The Java file format API graveyard

If you look for Java libraries to support specific file formats, you’ll soon come upon the gloomy graveyard of Java APIs. Sun and Oracle have a history of devising nice packages for reading and writing different kinds of files, only to abandon their maintenance. You can still find pages for them, and it takes a close look to figure out that they aren’t supported any more.

Java Advanced Imaging (JAI) was nice in its time. It still has a page on Oracle’s website, but the latest “what’s new” item is dated 2007. The page brags about customer success stories as if it were still usable code. I’ve tried working with it. It’s out of sync with the current com.sun classes, and I got only limited use out of it. In its time it was a good way to read and write image files.

Java Media Framework (JMF) runs on a 166 MHz Pentium or 160 MHz PowerPC. The downloaded jars are dated May 1, 2003. It had a nice list of supported formats.

If you’re working with audio files, javax.sound looks more encouraging. Its API is listed with Java 8. The class java.sound.sampled.AudioSystem supports reading and writing of audio files. I can’t find a list of the supported formats.

Java does reliably support some formats. Its handling of text encodings is versatile, and java.util.zip handles ZIP and GZIP.

Third-party code can come to the rescue. For reading and writing PDF, Apache PDFBox looks like the best bet. You can use Apache Tika with lots of formats, if you just need to extract metadata. Another alternative is to use ImageMagick, but it runs natively rather than under the JVM, so you have to invoke it with exec calls. im4java and JMagick can save some of the tedium. There are open source Java libraries for reading and writing specific file formats. Some may be good, some not.

If you need to deal with the guts of file formats in Java, you’ll usually have to find some good third-party code or start writing your own.

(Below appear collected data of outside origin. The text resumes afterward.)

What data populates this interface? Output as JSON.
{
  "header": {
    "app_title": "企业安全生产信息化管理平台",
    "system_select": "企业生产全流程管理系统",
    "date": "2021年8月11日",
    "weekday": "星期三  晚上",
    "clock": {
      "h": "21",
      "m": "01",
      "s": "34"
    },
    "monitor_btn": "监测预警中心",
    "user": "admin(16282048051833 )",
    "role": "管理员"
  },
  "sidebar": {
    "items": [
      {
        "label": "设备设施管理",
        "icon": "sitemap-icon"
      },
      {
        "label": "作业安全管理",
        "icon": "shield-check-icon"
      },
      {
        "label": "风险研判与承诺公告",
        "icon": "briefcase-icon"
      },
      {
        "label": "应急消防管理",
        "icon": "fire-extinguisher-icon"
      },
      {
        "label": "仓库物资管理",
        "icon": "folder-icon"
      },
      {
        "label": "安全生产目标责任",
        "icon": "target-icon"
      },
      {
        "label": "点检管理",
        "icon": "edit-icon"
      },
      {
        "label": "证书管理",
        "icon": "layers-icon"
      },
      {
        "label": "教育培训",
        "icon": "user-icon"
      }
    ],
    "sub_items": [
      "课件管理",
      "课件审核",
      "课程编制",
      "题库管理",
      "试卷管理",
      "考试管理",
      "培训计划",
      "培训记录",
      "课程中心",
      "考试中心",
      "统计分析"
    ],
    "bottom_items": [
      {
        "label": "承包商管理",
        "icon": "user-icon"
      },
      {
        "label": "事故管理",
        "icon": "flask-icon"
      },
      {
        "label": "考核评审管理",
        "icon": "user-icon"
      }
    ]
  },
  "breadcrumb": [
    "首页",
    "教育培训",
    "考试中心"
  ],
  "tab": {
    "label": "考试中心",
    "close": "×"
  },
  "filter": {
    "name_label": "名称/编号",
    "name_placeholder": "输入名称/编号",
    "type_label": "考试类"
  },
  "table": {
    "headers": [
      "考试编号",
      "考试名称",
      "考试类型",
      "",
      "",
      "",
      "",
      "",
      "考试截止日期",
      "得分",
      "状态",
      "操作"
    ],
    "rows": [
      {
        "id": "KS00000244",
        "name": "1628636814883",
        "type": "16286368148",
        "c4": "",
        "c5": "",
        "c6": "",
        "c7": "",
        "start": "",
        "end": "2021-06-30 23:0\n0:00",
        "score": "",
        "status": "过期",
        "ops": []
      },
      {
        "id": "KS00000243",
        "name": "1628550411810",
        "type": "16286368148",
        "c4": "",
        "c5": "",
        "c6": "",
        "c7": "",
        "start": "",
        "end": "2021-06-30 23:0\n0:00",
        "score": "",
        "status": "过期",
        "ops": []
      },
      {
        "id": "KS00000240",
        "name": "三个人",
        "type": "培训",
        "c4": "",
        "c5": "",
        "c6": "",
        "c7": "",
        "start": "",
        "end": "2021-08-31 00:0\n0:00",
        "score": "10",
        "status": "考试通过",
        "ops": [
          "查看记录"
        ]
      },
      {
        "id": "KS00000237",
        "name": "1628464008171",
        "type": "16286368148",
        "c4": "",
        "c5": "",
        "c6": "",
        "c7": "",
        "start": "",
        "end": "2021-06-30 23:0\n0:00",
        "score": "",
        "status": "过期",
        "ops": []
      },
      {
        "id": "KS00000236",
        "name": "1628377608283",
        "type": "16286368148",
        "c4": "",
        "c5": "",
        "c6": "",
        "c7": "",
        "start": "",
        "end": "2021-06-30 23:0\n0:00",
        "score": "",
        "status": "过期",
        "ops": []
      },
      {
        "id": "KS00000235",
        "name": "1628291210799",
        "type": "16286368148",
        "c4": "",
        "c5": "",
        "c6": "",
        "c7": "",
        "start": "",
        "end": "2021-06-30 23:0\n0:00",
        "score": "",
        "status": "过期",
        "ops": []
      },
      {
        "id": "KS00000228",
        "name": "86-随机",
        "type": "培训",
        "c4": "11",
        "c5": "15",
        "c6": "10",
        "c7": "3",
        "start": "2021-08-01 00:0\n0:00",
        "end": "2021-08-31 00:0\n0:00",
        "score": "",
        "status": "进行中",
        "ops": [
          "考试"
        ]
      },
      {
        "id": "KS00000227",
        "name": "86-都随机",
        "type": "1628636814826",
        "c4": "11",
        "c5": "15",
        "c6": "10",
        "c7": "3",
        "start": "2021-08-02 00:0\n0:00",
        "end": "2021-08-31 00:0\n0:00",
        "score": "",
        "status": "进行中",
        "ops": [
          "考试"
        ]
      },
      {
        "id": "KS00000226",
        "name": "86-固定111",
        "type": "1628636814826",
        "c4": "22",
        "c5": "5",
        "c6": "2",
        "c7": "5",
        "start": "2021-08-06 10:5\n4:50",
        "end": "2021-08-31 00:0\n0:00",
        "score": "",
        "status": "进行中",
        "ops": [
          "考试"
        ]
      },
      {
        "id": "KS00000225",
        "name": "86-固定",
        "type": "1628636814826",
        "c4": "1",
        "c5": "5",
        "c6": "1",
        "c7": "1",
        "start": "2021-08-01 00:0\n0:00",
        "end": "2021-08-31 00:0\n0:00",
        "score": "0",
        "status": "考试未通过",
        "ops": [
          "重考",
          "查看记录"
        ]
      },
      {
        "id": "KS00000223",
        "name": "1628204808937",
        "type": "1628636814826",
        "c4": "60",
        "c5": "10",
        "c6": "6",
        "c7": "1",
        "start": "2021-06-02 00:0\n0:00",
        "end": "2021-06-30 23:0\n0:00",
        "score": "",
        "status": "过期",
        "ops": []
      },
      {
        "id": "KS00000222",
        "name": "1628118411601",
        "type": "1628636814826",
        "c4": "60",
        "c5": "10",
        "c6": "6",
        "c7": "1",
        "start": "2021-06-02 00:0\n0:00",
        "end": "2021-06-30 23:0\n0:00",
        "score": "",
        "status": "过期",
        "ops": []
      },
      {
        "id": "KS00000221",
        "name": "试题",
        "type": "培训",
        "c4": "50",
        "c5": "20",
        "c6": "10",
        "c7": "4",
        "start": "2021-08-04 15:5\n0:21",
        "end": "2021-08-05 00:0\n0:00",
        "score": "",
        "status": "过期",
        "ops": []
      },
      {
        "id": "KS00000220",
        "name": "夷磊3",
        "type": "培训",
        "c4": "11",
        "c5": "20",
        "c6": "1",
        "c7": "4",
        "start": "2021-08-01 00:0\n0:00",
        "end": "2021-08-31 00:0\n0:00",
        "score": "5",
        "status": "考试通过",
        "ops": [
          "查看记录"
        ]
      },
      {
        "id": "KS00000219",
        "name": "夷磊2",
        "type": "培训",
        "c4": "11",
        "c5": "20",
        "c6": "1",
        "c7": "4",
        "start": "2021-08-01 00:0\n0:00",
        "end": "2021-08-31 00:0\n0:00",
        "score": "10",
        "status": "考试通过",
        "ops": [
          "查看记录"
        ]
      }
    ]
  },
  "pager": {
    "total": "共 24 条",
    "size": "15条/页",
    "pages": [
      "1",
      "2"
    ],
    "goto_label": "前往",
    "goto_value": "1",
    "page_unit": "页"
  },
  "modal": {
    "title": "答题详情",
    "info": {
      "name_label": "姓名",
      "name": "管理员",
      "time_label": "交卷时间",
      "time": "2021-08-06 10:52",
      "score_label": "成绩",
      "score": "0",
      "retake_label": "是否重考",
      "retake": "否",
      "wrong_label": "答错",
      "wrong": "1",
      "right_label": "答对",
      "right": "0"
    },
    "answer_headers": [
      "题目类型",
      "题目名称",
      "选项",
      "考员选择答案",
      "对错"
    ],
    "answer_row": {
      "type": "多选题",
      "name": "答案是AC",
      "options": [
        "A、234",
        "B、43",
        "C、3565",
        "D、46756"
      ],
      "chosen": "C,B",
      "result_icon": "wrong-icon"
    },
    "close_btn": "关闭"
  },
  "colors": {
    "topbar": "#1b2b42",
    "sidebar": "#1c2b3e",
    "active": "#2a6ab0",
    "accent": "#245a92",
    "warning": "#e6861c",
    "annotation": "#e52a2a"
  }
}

One response to “The Java file format API graveyard

  1. As far as I know, the ‘offical’ image read/write API for Java is now ImageIO: https://docs.oracle.com/javase/7/docs/api/javax/imageio/package-summary.html

    Also, there is a decent Apache project on image format handling that could be a good starting point: https://commons.apache.org/proper/commons-imaging/formatsupport.html

    Having said that, Apache Commons Imaging is not terribly active either. I think most of the attention from developers to open source image read/writing/manipulation tools goes to things like ImageMagick and the libraries it depends on (libtiff etc etc).